Total Number of Steel Rivets - 4,851,700

Total Number of Steel Bolts - 1,016,600


Total Number of Engineering Drawings - 4,000

Total Number of Blueprints - 85,000


Total, at the Bridge Site - 3,500

At Quarries, Shops, Mills, etc. - 7,500

Total Number of Engineers - 350


Mackinac Bridge Authority Appointed - June 1950

Board of Three Engineers Retained - June 1950

Report of Board of Engineers - January 1951

Financing and Construction Authorized by Legislature - April 30, 1952

D.B. Steinman Selected as Engineer - January 1953

Preliminary Plans and Estimates Completed - March 1953

Construction Contracts Negotiated - March 1953

Bids Received for Sale of Bonds - December 17, 1953

Began Construction - May 7, 1954

Open to traffic - November 1, 1957

Formal dedication - June 25-28, 1958

50 millionth crossing - September 25, 1984

40th Anniversary Celebration - November 1, 1997

100 millionth crossing - June 25, 1998

Thank you for joining me here at Hero, Heroines, and History.

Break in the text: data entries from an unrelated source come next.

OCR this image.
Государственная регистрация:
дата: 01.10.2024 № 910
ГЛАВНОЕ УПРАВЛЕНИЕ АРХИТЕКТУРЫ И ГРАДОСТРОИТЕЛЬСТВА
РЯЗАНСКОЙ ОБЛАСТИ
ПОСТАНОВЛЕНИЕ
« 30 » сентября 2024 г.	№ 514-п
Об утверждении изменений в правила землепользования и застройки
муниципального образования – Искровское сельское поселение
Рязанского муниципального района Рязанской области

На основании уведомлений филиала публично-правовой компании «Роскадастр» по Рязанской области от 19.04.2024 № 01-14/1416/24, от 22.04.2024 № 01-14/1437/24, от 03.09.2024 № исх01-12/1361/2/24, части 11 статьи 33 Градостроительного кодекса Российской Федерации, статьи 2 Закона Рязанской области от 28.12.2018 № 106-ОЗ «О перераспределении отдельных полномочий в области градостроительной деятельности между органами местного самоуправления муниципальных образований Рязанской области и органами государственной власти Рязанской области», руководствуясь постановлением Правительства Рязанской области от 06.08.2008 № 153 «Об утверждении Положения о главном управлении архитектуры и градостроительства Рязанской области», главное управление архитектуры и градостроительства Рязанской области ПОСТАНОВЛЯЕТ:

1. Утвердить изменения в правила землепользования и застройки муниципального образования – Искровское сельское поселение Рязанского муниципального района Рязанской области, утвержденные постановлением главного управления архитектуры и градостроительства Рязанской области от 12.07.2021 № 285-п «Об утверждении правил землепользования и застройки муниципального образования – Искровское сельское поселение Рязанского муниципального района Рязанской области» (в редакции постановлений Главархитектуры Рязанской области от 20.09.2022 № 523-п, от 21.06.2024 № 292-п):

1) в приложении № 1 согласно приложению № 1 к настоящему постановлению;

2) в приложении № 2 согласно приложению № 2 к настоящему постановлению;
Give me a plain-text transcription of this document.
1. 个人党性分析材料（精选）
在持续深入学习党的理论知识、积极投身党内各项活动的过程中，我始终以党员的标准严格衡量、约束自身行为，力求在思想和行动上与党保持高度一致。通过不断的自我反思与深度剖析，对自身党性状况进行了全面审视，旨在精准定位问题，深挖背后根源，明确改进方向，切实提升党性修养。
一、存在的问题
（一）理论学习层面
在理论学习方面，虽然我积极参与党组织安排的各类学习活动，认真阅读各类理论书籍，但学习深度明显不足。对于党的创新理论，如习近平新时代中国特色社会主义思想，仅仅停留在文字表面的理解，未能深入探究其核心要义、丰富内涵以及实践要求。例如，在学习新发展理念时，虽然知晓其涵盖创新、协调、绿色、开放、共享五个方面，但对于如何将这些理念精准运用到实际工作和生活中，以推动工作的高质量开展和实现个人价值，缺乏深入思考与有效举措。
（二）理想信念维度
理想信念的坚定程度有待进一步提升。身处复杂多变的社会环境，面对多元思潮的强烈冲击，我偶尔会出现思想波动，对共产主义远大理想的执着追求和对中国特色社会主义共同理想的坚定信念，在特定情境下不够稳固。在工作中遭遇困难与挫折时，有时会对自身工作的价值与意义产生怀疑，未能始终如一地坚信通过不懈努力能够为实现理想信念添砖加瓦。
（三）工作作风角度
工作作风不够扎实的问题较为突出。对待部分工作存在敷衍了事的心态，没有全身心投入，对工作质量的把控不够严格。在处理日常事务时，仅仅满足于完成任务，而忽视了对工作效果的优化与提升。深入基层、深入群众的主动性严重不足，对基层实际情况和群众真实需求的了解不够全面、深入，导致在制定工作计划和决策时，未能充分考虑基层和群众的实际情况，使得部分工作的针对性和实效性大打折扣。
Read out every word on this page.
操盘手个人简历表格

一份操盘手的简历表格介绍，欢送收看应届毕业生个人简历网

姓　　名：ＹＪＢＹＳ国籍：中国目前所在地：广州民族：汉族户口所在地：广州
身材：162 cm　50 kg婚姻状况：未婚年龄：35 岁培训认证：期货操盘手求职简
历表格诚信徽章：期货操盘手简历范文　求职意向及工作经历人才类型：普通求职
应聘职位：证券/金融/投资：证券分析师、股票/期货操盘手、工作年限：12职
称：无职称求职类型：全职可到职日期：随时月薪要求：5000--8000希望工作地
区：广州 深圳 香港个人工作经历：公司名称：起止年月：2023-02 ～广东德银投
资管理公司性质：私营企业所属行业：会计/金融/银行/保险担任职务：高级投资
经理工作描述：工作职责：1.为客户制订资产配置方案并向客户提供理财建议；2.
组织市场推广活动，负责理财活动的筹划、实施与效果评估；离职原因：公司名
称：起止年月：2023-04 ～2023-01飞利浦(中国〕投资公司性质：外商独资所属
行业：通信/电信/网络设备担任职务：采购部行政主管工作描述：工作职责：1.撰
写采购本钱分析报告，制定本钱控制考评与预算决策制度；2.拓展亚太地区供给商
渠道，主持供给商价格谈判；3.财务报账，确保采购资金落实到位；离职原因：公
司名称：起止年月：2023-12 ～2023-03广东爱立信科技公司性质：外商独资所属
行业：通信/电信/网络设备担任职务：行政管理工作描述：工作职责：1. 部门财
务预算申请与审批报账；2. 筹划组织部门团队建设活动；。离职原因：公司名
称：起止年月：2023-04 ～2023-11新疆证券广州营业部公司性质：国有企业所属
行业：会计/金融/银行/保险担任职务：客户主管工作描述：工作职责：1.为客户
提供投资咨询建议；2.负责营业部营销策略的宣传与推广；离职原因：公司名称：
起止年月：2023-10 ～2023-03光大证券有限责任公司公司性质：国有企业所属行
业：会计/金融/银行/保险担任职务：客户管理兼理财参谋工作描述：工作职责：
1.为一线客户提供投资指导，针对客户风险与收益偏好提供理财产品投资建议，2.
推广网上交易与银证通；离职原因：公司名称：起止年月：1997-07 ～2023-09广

Award winning author, Michele Morris’s love for historical fiction began when she first read Laura Ingalls Wilder’s Little House book series. She grew up riding horses and spending her free time in the woods of mid-Michigan dreaming of days-gone-by and knights-in-shining-armor. Therefore, it only makes sense that she now writes historical romance with a touch of suspense. Married to her high school sweetheart, they are living happily-ever-after with their six children, three in-loves, and six grandchildren in Florida, the sunshine state. When not spending time with her large brood or writing, Michele enjoys photography, genealogy, and cooking. 


  1. Interesting history about the Mackinac Bridge. A friend who grew up there has shared her stories with me, which I've enjoyed.

  2. Thank you for the comment, Marilyn. It's a beautiful bridge, although a little scary to cross!